- Born: 1950 (age 75–76) Baiji, Salah al-Din, Iraq
- Allegiance: Iraq
- Branch: Iraqi Air Force
- Rank: Air marshal
- Commands: Iraqi Air Force
- Conflicts: Iran–Iraq War Persian Gulf War Iraq War

= Hamid Raja Shalah =

Former Iraqi commander

Hamid Raja Shalah (حامد رجا شلاح), also known as Hamid Raja-Shalah Hassan al-Tikriti or Hamid Raja-Shalah Hassum al-Tikriti (born 1950) is a former commander of the Iraqi Air Force under Saddam Hussein.

==Career==
During Shalah's air force career, he served as a pilot. In the 1980s, during the Iran–Iraq War, Shalah commanded several air bases, including the Kirkuk air base.

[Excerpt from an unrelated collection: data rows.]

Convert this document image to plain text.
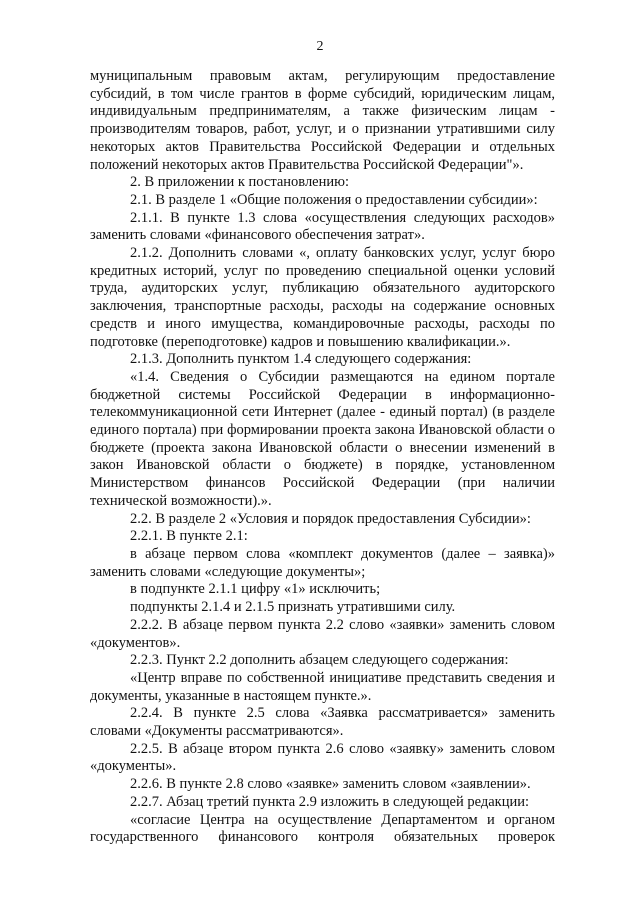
2

муниципальным правовым актам, регулирующим предоставление субсидий, в том числе грантов в форме субсидий, юридическим лицам, индивидуальным предпринимателям, а также физическим лицам - производителям товаров, работ, услуг, и о признании утратившими силу некоторых актов Правительства Российской Федерации и отдельных положений некоторых актов Правительства Российской Федерации"».

2. В приложении к постановлению:

2.1. В разделе 1 «Общие положения о предоставлении субсидии»:

2.1.1. В пункте 1.3 слова «осуществления следующих расходов» заменить словами «финансового обеспечения затрат».

2.1.2. Дополнить словами «, оплату банковских услуг, услуг бюро кредитных историй, услуг по проведению специальной оценки условий труда, аудиторских услуг, публикацию обязательного аудиторского заключения, транспортные расходы, расходы на содержание основных средств и иного имущества, командировочные расходы, расходы по подготовке (переподготовке) кадров и повышению квалификации.».

2.1.3. Дополнить пунктом 1.4 следующего содержания:

«1.4. Сведения о Субсидии размещаются на едином портале бюджетной системы Российской Федерации в информационно-телекоммуникационной сети Интернет (далее - единый портал) (в разделе единого портала) при формировании проекта закона Ивановской области о бюджете (проекта закона Ивановской области о внесении изменений в закон Ивановской области о бюджете) в порядке, установленном Министерством финансов Российской Федерации (при наличии технической возможности).».

2.2. В разделе 2 «Условия и порядок предоставления Субсидии»:

2.2.1. В пункте 2.1:

в абзаце первом слова «комплект документов (далее – заявка)» заменить словами «следующие документы»;

в подпункте 2.1.1 цифру «1» исключить;

подпункты 2.1.4 и 2.1.5 признать утратившими силу.

2.2.2. В абзаце первом пункта 2.2 слово «заявки» заменить словом «документов».

2.2.3. Пункт 2.2 дополнить абзацем следующего содержания:

«Центр вправе по собственной инициативе представить сведения и документы, указанные в настоящем пункте.».

2.2.4. В пункте 2.5 слова «Заявка рассматривается» заменить словами «Документы рассматриваются».

2.2.5. В абзаце втором пункта 2.6 слово «заявку» заменить словом «документы».

2.2.6. В пункте 2.8 слово «заявке» заменить словом «заявлении».

2.2.7. Абзац третий пункта 2.9 изложить в следующей редакции:

«согласие Центра на осуществление Департаментом и органом государственного финансового контроля обязательных проверок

He rose to three-star rank and was appointed Commander-in-chief of the Iraqi Air Force in the mid-1990s.

He was reported by the United States Central Command to be in coalition custody on June 14, 2003. Prior to his capture, Shalah was number 17 (ten of spades) in the U.S. deck of most-wanted Iraqi playing cards.

He was held as a prisoner of war until his release in 2007.